Is organizing a union for sex workers good or bad? Unions are known to protect laborers from exploitation by their employers. Although free-market ideologues often criticize unionism, it seems agreeable among the public that function of unions in today's compromised form of capitalist society is to reconcile individual right to economic liberty and individual right to standard of living. In case of forming an union for sex workers, specifically prostitutes, an issue arises and takes off to a different level, as to whether prostitution is a legitimate form of business and whether forming unions for sex workers is good.

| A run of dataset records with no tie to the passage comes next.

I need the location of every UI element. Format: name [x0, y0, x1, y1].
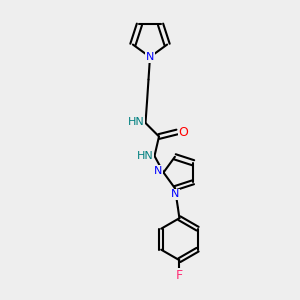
Text: F: F — [176, 269, 183, 282]
Text: N: N — [154, 166, 162, 176]
Text: HN: HN — [136, 151, 153, 161]
Text: N: N — [146, 52, 154, 62]
Text: O: O — [179, 125, 188, 139]
Text: HN: HN — [128, 116, 144, 127]
Text: N: N — [171, 189, 179, 199]
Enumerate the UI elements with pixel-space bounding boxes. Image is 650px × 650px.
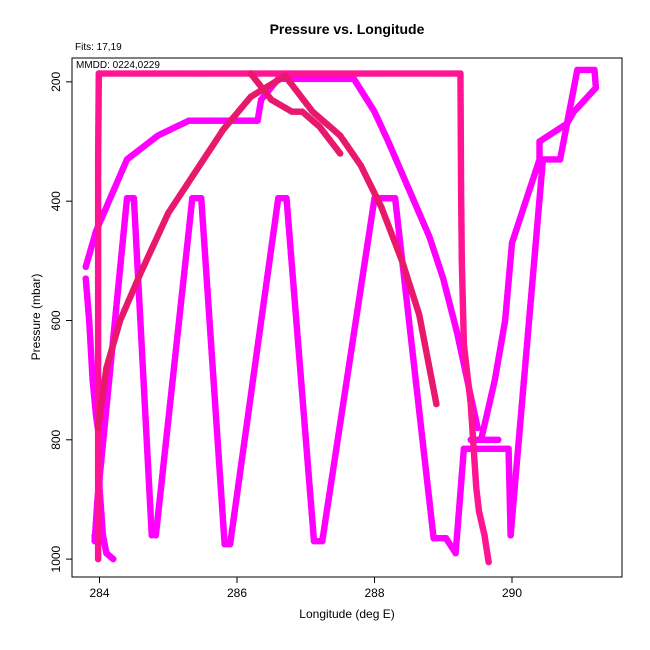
mmdd-annotation: MMDD: 0224,0229 — [76, 60, 160, 71]
data-point — [109, 555, 117, 563]
x-tick-label: 284 — [89, 586, 109, 600]
y-tick-label: 400 — [49, 191, 63, 211]
x-tick-label: 288 — [364, 586, 384, 600]
data-point — [485, 558, 492, 566]
plot-area — [82, 66, 600, 566]
chart-title: Pressure vs. Longitude — [270, 21, 425, 37]
series-5 — [94, 72, 440, 432]
y-axis: 200 400 600 800 1000 — [49, 72, 72, 572]
x-tick-label: 286 — [227, 586, 247, 600]
data-point — [494, 436, 502, 444]
y-tick-label: 600 — [49, 310, 63, 330]
y-tick-label: 200 — [49, 72, 63, 92]
data-point — [336, 150, 344, 157]
y-tick-label: 1000 — [49, 545, 63, 572]
x-tick-label: 290 — [502, 586, 522, 600]
series-4 — [94, 70, 492, 566]
series-6 — [247, 70, 344, 157]
x-axis: 284 286 288 290 — [89, 577, 522, 600]
y-axis-label: Pressure (mbar) — [29, 274, 43, 361]
data-point — [474, 424, 481, 432]
x-axis-label: Longitude (deg E) — [299, 607, 394, 621]
y-tick-label: 800 — [49, 429, 63, 449]
fits-annotation: Fits: 17,19 — [75, 42, 122, 53]
data-point — [433, 400, 440, 408]
plot-frame — [71, 57, 623, 578]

If society were to acknowledge prostitution as a legitimate form of business, organizing a union for sex workers would be necessary. Prostitution has long been condemned by society due to political, social, and cultural reasons, and therefore their working conditions have often been neglected and/or cared less, for such commercial sex activities are "sinful" or "wrong" to begin with. Thus, those who happen to work in the industry need a legitimate means to negotiate to prevent exploitation by their employers. However, some activists do not view prostitution as an acceptable business practice. They do not regard prostitution as a legitimate commercial practice because prostitution itself is a form of exploitation in their logic. Since the practice is self-exploitative, organizing unions for sex workers is considered merely a way to legitimize prostitution per se.
This is certainly a complex case. But, given prostitution will always exist whether legal or not, what can we do to help protect rights of sex workers?